Making certain fruit flies, Drosophila suzukii, produce only male offspring could protect soft-skinned fruit crops, research indicates.
D. suzukii, also called “spotted-wing drosophila” are modified with a female-lethal gene that uses a common antibiotic as an off switch. Withholding the antibiotic tetracycline in the diet of larvae essentially eliminates birth of female D. suzukii flies as the modified male flies successfully mate with females, says Max Scott, an entomologist at North Carolina State University and corresponding author of a paper on the work in the journal Pest Management Science.
“We use a genetic female-lethal system—a type of sterile insect technique—that works when a common antibiotic is not provided in larval diets,” Scott says. “If we feed the antibiotic to the larvae, both males and females survive. If we don’t, almost no females survive.” Scott and collaborators previously showed success using a similar method in New World screwworm flies.
The modified flies overexpressed genes that cause cell death. Researchers used a fluorescent red protein to mark the presence of the female-lethal genes.
In the study, one line of flies grown without feeding them tetracycline produced 100% males, while another line produced 98% males. Meanwhile, control fly lines grown with the antibiotic produced an approximate equal number of males and females.
“The technique worked more effectively than we expected,” Scott says.
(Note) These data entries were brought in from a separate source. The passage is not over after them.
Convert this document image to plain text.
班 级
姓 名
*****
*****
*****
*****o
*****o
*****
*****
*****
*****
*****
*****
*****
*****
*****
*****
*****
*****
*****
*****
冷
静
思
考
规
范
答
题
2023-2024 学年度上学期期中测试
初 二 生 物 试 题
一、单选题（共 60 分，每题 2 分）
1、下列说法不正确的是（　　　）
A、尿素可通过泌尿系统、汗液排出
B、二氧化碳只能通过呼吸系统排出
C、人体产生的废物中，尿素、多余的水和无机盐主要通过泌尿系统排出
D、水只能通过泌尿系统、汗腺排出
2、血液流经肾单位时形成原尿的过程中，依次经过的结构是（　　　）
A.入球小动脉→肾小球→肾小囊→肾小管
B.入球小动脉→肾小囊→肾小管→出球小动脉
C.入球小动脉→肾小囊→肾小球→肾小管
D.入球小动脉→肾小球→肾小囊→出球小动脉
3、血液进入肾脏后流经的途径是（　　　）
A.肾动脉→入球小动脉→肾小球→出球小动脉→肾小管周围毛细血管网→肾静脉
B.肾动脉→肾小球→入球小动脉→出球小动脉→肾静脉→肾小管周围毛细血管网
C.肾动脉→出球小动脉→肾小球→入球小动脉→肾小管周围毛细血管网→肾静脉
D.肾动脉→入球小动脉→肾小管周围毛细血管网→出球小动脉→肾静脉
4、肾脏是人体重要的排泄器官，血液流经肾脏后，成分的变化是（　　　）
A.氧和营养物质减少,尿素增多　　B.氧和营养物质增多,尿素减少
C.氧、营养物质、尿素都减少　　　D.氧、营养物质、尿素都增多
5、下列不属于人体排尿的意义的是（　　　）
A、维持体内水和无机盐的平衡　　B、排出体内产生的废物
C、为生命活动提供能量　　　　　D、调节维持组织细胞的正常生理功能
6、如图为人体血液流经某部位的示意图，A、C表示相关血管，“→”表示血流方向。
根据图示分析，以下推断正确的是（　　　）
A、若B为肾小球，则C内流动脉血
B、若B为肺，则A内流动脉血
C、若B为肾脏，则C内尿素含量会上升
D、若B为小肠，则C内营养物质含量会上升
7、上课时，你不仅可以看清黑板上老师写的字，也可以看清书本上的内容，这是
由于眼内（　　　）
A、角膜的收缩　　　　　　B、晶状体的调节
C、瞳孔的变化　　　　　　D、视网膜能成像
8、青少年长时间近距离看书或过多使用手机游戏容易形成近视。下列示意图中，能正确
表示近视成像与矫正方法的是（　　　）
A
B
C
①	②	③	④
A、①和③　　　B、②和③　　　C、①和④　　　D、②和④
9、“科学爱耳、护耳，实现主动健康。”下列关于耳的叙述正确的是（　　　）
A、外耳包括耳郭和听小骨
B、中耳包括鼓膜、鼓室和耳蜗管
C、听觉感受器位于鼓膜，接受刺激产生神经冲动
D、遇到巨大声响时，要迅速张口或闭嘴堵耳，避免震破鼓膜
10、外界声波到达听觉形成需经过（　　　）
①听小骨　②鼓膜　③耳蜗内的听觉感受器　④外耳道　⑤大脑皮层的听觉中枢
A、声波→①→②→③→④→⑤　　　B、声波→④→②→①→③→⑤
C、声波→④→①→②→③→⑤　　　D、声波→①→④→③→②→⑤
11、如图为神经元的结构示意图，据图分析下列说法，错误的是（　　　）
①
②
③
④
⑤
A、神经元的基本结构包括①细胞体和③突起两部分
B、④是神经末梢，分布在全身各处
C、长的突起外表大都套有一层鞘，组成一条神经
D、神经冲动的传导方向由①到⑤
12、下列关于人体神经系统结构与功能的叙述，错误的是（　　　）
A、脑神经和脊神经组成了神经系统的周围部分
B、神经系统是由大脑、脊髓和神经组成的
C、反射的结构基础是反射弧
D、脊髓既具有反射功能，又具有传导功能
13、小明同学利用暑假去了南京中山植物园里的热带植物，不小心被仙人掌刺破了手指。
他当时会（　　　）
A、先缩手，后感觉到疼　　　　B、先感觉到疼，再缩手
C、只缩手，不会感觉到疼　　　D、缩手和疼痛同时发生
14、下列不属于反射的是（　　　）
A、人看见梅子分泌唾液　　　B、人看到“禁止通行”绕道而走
The study also tested how the introduction of males with the female-lethal gene would affect unmodified populations in lab cages. In one test, it took 10 generations to eliminate all female offspring. In a larger test, researchers placed 1,000 modified males twice weekly into cage populations containing approximately 150 to 200 pairs of wild type flies. After eight weeks, the test cages produced no new eggs. Control cages continued to produce over 100 eggs per day at the end of the study.
The study shows that the genetically modified males both competed fairly well for the attention of fertile wild females and mated successfully with fertile females under laboratory conditions. Scott adds that the study also highlights that the lethal-female gene effectively passed to new generations.
Next steps could include contained trials in large cages in an NC State greenhouse, Scott says.
Funding for the work came from the National Institute of Food and Agriculture and the US Department of Agriculture Specialty Crops Research Initiative.